Shakespeare’s plays, culminating with The Tempest, are master classes in the shifting undercurrents between parent and child, a theme from which the late Sir Peter Hall took continuous inspiration. The father of six children from four marriages, and arguably Britain’s greatest theater director, Hall chose this powerful play to be his first for the National Theatre, in 1974 (he’d been appointed director a year earlier), and revisited it 15 years later, casting the actress Jenny Hall—his daughter from his marriage to French actress Leslie Caron—in the role of Prospero’s daughter, Miranda.

Peter Hall directs Verdi’s Macbeth at the Metropolitan Opera, 1986. His daughter Rebecca assists.
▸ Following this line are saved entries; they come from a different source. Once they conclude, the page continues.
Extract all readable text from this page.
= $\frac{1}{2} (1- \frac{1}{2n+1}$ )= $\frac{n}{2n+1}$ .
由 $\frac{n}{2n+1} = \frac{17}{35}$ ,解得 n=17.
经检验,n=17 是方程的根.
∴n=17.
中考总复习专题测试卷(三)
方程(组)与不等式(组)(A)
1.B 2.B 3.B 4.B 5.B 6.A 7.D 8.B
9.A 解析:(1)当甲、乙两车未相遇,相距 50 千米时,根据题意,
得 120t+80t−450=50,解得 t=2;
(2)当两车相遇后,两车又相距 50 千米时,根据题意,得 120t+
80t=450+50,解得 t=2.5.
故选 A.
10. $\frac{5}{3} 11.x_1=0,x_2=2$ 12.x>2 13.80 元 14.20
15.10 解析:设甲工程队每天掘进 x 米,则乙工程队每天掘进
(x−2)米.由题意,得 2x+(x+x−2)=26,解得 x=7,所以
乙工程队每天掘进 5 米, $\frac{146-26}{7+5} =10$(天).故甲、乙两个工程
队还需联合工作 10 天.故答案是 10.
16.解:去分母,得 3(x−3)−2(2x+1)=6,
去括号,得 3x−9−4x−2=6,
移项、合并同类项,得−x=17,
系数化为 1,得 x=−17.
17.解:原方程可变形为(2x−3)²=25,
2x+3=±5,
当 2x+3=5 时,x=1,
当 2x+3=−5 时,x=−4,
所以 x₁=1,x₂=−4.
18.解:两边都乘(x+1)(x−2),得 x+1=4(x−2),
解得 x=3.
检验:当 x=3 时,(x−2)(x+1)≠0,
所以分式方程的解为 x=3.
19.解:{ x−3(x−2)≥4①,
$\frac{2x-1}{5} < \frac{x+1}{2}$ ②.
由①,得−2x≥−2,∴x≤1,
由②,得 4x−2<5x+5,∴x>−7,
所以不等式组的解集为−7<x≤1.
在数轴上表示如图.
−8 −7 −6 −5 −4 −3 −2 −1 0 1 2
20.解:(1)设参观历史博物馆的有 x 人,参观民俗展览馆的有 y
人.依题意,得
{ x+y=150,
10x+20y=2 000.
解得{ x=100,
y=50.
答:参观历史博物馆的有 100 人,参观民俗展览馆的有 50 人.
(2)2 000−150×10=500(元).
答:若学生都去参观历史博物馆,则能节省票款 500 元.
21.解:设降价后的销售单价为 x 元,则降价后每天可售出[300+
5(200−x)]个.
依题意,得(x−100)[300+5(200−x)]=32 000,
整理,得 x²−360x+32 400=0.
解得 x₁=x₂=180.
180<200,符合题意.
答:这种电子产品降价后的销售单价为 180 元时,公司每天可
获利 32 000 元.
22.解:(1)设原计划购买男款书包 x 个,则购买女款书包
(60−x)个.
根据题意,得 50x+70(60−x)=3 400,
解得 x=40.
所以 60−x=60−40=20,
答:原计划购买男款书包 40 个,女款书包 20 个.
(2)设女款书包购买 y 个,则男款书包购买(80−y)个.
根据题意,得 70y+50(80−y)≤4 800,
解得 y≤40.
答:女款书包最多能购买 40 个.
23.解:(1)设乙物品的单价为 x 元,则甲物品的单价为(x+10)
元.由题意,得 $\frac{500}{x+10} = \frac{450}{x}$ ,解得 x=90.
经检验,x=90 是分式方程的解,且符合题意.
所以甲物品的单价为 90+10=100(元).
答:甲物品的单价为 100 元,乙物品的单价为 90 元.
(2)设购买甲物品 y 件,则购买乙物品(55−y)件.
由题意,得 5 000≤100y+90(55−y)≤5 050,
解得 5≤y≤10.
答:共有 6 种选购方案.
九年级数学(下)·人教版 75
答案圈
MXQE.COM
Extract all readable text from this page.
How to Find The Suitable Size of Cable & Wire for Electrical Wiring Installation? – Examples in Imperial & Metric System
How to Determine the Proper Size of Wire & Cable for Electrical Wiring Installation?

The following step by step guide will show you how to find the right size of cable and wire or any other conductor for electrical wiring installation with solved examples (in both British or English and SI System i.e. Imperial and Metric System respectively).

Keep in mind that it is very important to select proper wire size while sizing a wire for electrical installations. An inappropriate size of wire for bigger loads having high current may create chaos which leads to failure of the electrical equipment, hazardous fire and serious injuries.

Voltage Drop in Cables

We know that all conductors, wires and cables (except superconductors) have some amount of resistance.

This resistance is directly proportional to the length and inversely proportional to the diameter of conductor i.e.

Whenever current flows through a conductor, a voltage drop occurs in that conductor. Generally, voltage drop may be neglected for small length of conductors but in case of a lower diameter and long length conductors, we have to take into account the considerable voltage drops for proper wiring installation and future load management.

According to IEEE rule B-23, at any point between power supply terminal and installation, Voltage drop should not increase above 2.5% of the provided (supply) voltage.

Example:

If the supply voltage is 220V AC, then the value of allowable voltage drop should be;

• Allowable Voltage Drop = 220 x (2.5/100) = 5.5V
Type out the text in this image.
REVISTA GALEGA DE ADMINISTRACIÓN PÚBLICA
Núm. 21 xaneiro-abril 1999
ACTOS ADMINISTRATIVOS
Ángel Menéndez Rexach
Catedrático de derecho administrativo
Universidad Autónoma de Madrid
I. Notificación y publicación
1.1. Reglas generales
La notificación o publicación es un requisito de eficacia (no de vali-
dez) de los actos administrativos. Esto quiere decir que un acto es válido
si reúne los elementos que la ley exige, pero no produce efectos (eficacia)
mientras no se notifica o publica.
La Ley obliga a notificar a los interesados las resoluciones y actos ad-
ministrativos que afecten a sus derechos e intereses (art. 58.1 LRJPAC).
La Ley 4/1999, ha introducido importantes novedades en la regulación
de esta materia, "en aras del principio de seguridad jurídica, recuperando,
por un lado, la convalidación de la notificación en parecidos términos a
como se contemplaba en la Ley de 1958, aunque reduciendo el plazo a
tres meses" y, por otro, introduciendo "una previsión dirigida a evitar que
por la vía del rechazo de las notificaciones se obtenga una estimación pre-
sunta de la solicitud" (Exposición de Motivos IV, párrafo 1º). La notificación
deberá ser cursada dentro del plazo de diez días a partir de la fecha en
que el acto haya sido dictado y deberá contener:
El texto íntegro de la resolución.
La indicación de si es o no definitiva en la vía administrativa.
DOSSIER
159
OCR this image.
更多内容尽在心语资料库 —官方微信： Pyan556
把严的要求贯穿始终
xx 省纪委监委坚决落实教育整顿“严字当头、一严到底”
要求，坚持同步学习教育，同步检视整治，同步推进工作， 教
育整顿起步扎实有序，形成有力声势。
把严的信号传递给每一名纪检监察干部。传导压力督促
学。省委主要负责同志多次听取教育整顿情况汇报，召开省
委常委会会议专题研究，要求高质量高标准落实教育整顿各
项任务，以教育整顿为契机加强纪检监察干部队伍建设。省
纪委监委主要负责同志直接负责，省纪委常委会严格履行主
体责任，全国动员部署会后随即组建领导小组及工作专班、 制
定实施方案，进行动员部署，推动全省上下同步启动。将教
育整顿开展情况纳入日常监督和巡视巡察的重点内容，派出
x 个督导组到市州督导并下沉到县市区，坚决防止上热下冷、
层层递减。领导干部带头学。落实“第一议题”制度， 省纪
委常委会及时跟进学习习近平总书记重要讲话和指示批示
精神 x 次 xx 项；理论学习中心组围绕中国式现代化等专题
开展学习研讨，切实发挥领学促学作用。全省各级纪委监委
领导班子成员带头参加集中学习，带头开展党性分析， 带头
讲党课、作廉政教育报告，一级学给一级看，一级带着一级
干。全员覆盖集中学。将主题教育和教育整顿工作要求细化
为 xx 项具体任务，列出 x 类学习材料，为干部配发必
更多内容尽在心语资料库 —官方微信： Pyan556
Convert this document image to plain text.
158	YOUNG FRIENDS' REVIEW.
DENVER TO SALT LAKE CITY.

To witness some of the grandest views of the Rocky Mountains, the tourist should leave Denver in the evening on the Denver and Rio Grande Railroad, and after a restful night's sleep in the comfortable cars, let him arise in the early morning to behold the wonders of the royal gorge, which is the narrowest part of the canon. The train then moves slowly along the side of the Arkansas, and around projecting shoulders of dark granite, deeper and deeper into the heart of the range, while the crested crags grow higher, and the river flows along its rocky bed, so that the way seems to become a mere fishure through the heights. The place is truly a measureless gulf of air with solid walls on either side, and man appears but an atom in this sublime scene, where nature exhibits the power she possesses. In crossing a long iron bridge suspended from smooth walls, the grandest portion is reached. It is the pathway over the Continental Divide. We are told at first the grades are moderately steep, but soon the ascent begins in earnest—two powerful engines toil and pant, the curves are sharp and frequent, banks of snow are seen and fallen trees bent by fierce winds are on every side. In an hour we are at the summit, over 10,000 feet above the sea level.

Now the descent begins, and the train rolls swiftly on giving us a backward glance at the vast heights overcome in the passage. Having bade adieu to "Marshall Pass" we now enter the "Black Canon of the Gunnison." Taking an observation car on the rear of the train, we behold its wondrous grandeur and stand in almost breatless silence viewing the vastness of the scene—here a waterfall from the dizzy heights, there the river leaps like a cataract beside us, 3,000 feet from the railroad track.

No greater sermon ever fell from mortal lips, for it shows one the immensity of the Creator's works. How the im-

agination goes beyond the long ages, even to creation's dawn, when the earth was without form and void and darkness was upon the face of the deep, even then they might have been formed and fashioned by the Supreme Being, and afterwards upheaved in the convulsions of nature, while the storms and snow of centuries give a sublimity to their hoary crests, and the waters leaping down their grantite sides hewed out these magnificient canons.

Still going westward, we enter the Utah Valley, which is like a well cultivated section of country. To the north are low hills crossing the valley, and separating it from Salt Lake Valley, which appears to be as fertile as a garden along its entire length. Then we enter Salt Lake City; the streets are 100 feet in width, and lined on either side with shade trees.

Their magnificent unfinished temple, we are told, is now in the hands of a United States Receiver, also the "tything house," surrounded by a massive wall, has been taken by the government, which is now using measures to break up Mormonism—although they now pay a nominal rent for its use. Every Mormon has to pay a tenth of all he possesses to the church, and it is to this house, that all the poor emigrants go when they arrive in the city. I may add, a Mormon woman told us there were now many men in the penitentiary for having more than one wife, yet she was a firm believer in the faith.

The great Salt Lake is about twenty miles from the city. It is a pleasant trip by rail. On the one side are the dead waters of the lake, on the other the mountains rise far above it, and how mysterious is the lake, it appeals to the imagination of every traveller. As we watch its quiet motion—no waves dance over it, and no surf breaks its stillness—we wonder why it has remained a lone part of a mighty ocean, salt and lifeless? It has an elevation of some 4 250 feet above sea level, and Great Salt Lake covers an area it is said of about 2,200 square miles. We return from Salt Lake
Now, in a tribute to her father, who died in 2017, Jenny Hall makes her directorial debut with an online version of the play starring her sister Rebecca Hall (who was also directed onstage by her father) alongside Geraldine James (The Merchant of Venice, Downton Abbey). Born 24 years apart, Jenny, 62, and Rebecca, 38, share a look—long chestnut hair, insanely wide lips—plus a Cambridge education and a childhood spent on flip-up seats in theaters. “I do feel him over my shoulder in a very positive way,” says Jenny of her father. Familial closeness provides a shortcut to working with the text. “We don’t have to do the legwork to get there,” Rebecca tells me. “During our Zoom rehearsals, we have an understanding and unspoken knowledge of how to speak the verse that comes from our father.”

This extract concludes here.